Le Gros se penche sur sa nappe.
— Excuse, y avait du ris de veau à cet endroit. C’est pas panier, c’est piano… Musicien dans différents orchestres de brasserie. Achète un bar, rue Fontaine… Tue un malfrat qui voulait le racketter. Tire six mois de prévention, est condamné à deux mois… Part en Argentine à Bonno-Zérès.
— Où ça ?
— Bonno-Zérès !
— Tu veux dire Buenos Aires !
— Mille excuses, dit-il, pincé, je cause pas l’anglais !
Et de poursuivre
— A vivu là-bas.
— Il a quoi fait ?
— Vivu ! Du verbe vivre ! grogne la Gonfle. Si tu m’interromps tout le temps, comment veux-tu que je termine ? T’avais qu’à apprendre la grammaire ! Donc, a vivu à Bonno-Zérès pendant huit ans comme musicien d’orchestre. Il est tombé malade du foie, est rentré en France, sa convalescence terminée, à bord du Grosso-Modo. A débarqué à Bordeaux voici un an. Est allé vivre quelques mois en Savoie chez sa mère qui tient une épicerie. Et puis a décidé de reprendre son ancien métier, est descendu sur la Côte où ce qu’il s’est fait inscrire dans une agence de plasma spécialisée…
— C’est tout ?
Il froisse la nappe et, noblement, la jette à terre.

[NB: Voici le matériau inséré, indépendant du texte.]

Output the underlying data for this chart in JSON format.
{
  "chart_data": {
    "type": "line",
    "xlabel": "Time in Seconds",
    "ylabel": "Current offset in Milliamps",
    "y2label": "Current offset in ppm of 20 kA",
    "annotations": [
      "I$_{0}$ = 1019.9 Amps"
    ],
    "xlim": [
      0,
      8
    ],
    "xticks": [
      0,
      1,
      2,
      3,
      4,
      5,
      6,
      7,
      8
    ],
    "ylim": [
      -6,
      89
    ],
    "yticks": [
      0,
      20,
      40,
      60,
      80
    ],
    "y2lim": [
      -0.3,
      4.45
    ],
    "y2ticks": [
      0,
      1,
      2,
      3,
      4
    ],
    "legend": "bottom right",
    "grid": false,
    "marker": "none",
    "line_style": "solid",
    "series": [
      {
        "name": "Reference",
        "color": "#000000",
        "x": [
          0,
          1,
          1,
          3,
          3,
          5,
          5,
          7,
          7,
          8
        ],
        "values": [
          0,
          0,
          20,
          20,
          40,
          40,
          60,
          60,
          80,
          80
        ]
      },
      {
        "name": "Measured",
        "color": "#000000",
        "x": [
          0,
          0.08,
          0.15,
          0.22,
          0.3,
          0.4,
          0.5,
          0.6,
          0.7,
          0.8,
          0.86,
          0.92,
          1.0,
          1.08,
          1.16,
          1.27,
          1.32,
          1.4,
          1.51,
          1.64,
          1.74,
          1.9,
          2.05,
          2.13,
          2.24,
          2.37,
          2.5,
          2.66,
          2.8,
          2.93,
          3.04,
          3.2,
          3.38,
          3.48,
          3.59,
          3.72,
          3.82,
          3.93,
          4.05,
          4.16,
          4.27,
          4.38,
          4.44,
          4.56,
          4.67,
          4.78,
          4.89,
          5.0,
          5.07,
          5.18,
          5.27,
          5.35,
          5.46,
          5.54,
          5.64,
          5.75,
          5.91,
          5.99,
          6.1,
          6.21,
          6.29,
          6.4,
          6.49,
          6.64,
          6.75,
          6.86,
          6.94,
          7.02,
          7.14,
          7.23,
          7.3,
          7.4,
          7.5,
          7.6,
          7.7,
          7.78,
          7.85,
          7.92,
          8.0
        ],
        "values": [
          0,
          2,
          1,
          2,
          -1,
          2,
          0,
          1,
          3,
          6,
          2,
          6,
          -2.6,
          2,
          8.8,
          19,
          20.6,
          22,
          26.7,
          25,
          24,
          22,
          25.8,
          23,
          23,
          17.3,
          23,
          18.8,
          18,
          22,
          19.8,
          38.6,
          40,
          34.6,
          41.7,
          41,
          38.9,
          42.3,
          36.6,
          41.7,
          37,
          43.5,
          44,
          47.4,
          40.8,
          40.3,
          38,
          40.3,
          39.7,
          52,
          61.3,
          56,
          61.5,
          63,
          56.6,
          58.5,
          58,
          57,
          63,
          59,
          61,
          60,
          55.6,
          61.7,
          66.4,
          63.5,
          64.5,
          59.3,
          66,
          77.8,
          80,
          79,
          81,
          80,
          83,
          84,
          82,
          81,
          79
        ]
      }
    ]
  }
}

— Si ça te suffit pas, je peux te chanter quelque chose… Dis donc, tu connais la nouvelle ?
— Non ?
— Pinaud s’est acheté un scoutère ! A son âge, les deux-roues c’est téméraire, tu trouves pas ? Il a déjà écrasé un chien et l’arrière d’une deux-chevaux !
L’orchestre vient de reprendre tandis que les buveurs de thé se tassent la biscotte en suant un cha-cha-cha.
— Quel est le programme ? s’inquiète le Gros.
Je viens justement de le décider in extremis, comme disent les latins.
— Tu avais envie de chanter, Gros ?
— Pourquoi ?
— Parce que tu vas faire chanter les autres…
— Fais-moi un dessin, je suis bouché cet aprême !
— Tout à l’heure ; pour l’instant j’ai un petit boulot à exécuter.
Je sors de ma poche un minuscule appareil photographique qui m’est très utile quand je tiens à prendre des clichés sans attirer l’attention.